A man armed with a suitcase full of fresh banknotes doled out a monthly stipend for fighters of the Awfiyah Brigade who are risking their lives in what is widely expected to be one of Libya's final front lines.
"This month we are handing out 250 Libyan dinars instead of 300 because our ranks have grown," said Nasser Buzeid, a volunteer with the committee to support combatants on the front lines, which was formed in June.
A scribe diligently took notes of each fighter paid and registered requests for money transfers to the east of the country where many of the former rebels have relatives.
"My family simply needs it more than me," said Rafit Abdullah Ibrahim, 21, a native of Al-Bayda, where the first demonstrations against strongman Muammar Gaddafi erupted in February.
Before the war, Ibrahim was studying to become a veterinary surgeon, and drove a minivan for pocket money. Now he carries a Kalashnikov and offsets the routine army slacks worn by fighters in his brigade with a sharp cowboy hat.
Wad of cash
His father, a teacher, has not seen a salary in months, so Ibrahim hopes that the unexpected handout received southeast of Tripoli will travel safely to his hometown to help feed his seven younger siblings.
Ibrahim says he needs nothing but victory for the revolution.
"I really don't need anything because everything is available on the front: water, food, cigarettes, clothes... the NTC is providing us with everything," he said of the country's new leadership, the National Transitional Council.
Many young men, including Uthman Mohammed, 17, who earned money by washing cars before the war, feel the same way.
"I am so happy to fight for my country and get a little bit of money to help my family," said Mohammed, a native of Benghazi, wartime stronghold of the NTC and home base for the Awfiyah Brigade.
"God bless our brothers for helping us," said Mohammed, the eldest son in a family of eight, and the only one out fighting a war increasingly far from home.
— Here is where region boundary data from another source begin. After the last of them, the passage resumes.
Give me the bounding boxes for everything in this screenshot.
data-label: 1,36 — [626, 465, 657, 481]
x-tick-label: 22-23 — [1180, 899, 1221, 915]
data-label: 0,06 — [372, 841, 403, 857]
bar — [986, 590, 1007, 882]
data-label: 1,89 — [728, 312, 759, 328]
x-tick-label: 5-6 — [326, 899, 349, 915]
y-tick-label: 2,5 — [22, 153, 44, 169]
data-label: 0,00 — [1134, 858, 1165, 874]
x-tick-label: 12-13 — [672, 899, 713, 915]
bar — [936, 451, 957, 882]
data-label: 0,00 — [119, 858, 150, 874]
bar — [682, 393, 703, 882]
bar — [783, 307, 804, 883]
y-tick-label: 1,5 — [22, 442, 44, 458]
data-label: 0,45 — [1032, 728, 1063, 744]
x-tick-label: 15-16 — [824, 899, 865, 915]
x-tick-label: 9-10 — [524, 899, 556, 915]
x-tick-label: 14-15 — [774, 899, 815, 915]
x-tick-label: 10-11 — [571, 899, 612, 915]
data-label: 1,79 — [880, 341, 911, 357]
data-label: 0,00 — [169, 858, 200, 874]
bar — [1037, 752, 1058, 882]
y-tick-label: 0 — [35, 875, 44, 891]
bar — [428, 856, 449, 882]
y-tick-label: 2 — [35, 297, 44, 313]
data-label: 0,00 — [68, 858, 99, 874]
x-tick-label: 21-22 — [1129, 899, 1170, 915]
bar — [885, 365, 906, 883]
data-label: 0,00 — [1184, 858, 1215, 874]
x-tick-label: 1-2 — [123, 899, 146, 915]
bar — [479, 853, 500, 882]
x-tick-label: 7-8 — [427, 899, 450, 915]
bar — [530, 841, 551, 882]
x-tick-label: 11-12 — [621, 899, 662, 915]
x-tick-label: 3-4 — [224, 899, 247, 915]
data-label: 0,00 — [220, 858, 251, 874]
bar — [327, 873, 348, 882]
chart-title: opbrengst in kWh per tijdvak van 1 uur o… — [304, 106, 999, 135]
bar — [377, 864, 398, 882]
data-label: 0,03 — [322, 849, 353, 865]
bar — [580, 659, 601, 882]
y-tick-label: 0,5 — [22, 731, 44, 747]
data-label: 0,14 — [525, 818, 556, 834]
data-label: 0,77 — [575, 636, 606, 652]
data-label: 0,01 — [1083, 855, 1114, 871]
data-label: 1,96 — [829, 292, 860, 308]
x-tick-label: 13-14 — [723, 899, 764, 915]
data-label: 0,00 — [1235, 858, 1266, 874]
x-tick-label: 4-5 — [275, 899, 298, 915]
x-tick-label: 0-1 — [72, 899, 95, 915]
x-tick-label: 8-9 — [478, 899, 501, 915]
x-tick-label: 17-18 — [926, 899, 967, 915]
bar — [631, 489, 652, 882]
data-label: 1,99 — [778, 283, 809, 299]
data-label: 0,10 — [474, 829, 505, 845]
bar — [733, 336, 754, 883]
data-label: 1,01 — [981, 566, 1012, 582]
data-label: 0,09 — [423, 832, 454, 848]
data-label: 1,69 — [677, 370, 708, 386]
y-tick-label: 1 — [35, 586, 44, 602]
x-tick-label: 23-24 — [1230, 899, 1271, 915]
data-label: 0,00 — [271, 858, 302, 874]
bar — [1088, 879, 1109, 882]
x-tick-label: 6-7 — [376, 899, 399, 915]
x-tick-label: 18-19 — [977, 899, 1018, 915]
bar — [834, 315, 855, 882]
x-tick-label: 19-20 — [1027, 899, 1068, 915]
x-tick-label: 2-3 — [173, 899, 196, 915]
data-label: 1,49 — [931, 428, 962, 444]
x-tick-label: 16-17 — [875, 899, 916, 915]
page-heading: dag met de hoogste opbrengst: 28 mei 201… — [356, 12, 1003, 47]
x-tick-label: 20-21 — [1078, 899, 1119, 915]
The wad of cash two thumbs thick is his first wartime payment, he said.
Final blows
Mustapha Rajab, 41, stuffs a brown envelope with 100 dinars to send back to his wife and daughter in Benghazi, writing their home phone number. He puts the remainder in his back pocket.
"I am fighting on the front so I need some money as a salary," he said.
The money distributed to rebels, Buzeid told AFP, comes from the pockets of Libyans who want to support the men fighting for the north African nation's liberation.
"A group of women in Benghazi sold their jewellery and raised 100 000 dinars," Buzeid said, adding that the total budget for the month of September exceeded three million Libyan dinars.
There are more than 600 Awfiyah combatants fighting in the west, stationed in the capital Tripoli, in Tarhuna and on the outskirts of Bani Walid, one of the final strongholds of Kadhafi loyalists, he said.
"My men are giving the final blows to this tyrant - they deserve it all," said commander Abu Jela Ali Hebshy before dispatching his fighters to secure the hillsides, a hideout for pro-Kadhafi snipers.